Canon: Originally (1933) Precision Optical Instruments Laboratory the new name (1935) derived from the name of the company's first camera, the Kwannon, in turn named after the Japanese name of the Buddhist bodhisattva of mercy.
Debian: project founder Ian Murdock named it after himself and his girlfriend, Debra.
eBay: Pierre Omidyar, who had created the Auction Web trading website, had formed a web consulting concern called Echo Bay Technology Group. "Echo Bay" didn't refer to the town in Nevada, "It just sounded cool," Omidyar reportedly said. Echo Bay Mines Limited, a gold mining company, had already taken EchoBay.com, so Omidyar registered what (at the time) he thought was the second best name: eBay.com.
Epson: Epson Seiko Corporation, the Japanese printer and peripheral manufacturer, was named from "Son of Electronic Printer"
Häagen-Dazs: contrary to common belief the name is not European: it is simply two made-up words meant to look European to American eyes.
Hasbro: founded by Henry and Helal Hassenfeld, the "Hassenfeld Brothers".

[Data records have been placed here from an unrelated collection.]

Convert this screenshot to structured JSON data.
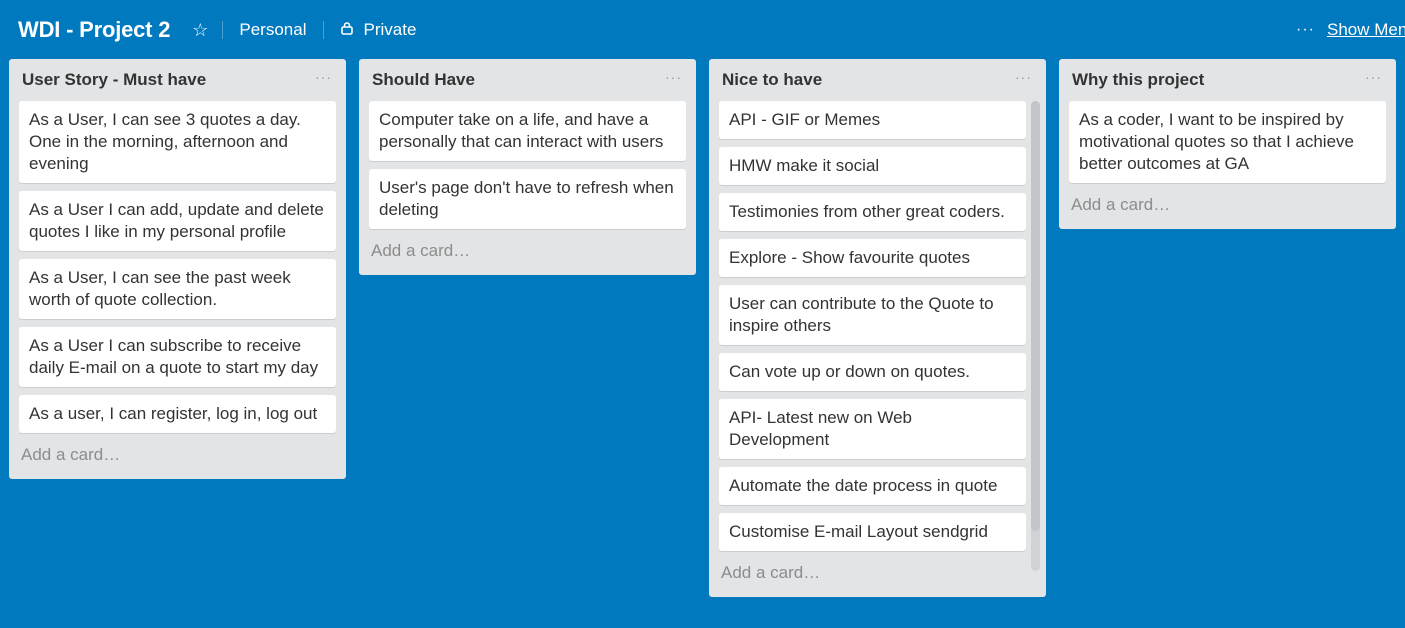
{
  "header": {
    "board_title": "WDI - Project 2",
    "team": "Personal",
    "visibility": "Private",
    "show_menu_label": "Show Menu"
  },
  "lists": [
    {
      "title": "User Story - Must have",
      "cards": [
        "As a User, I can see 3 quotes a day. One in the morning, afternoon and evening",
        "As a User I can add, update and delete quotes I like in my personal profile",
        "As a User, I can see the past week worth of quote collection.",
        "As a User I can subscribe to receive daily E-mail on a quote to start my day",
        "As a user, I can register, log in, log out"
      ],
      "add_card": "Add a card…"
    },
    {
      "title": "Should Have",
      "cards": [
        "Computer take on a life, and have a personally that can interact with users",
        "User's page don't have to refresh when deleting"
      ],
      "add_card": "Add a card…"
    },
    {
      "title": "Nice to have",
      "cards": [
        "API - GIF or Memes",
        "HMW make it social",
        "Testimonies from other great coders.",
        "Explore - Show favourite quotes",
        "User can contribute to the Quote to inspire others",
        "Can vote up or down on quotes.",
        "API- Latest new on Web Development",
        "Automate the date process in quote",
        "Customise E-mail Layout sendgrid"
      ],
      "add_card": "Add a card…"
    },
    {
      "title": "Why this project",
      "cards": [
        "As a coder, I want to be inspired by motivational quotes so that I achieve better outcomes at GA"
      ],
      "add_card": "Add a card…"
    }
  ]
}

IKEA: A composite of the first letters in the Swedish founder Ingvar Kamprad's name in addition to the first letters of the names of the property and the village in which he grew up: Ingvar Kamprad Elmtaryd Agunnaryd.
Kodak: Both the Kodak camera and the name were the invention of founder George Eastman. The letter "K" was a favourite with Eastman; he felt it a strong and incisive letter. He tried out various combinations of words starting and ending with "K".

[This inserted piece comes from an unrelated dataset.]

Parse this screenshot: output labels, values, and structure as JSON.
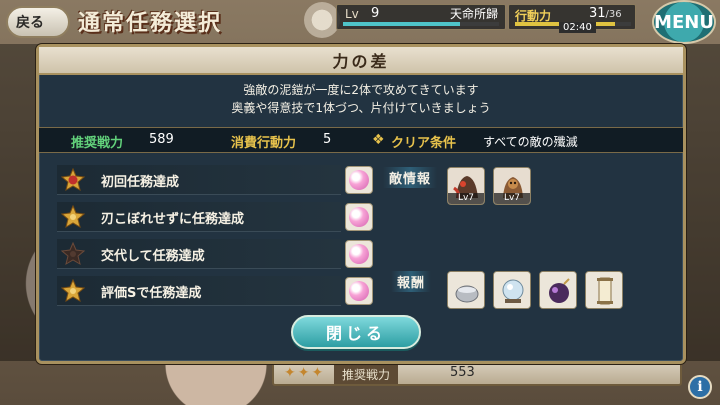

LEGO: combination of the Danish "leg godt", which means to "play well." Lego also means "I put together" in Latin, but LEGO Group claims this is only a coincidence and the etymology of the word is entirely Danish. Years before the little plastic brick was invented, LEGO manufactured wooden toys.
Mercedes: from the first name of the daughter of Emil Jellinek, who distributed cars of the early Daimler company around 1900.
Motorola: Founder Paul Galvin came up with this name when his company (at the time, Galvin Manufacturing Company) started manufacturing radios for cars. Many audio equipment makers of the era used the "ola" ending for their products, most famously the "Victrola" phonograph made by the Victor Talking Machine Company. The name was meant to convey the idea of "sound" and "motion". It became so widely recognized that the company later adopted it as the company name.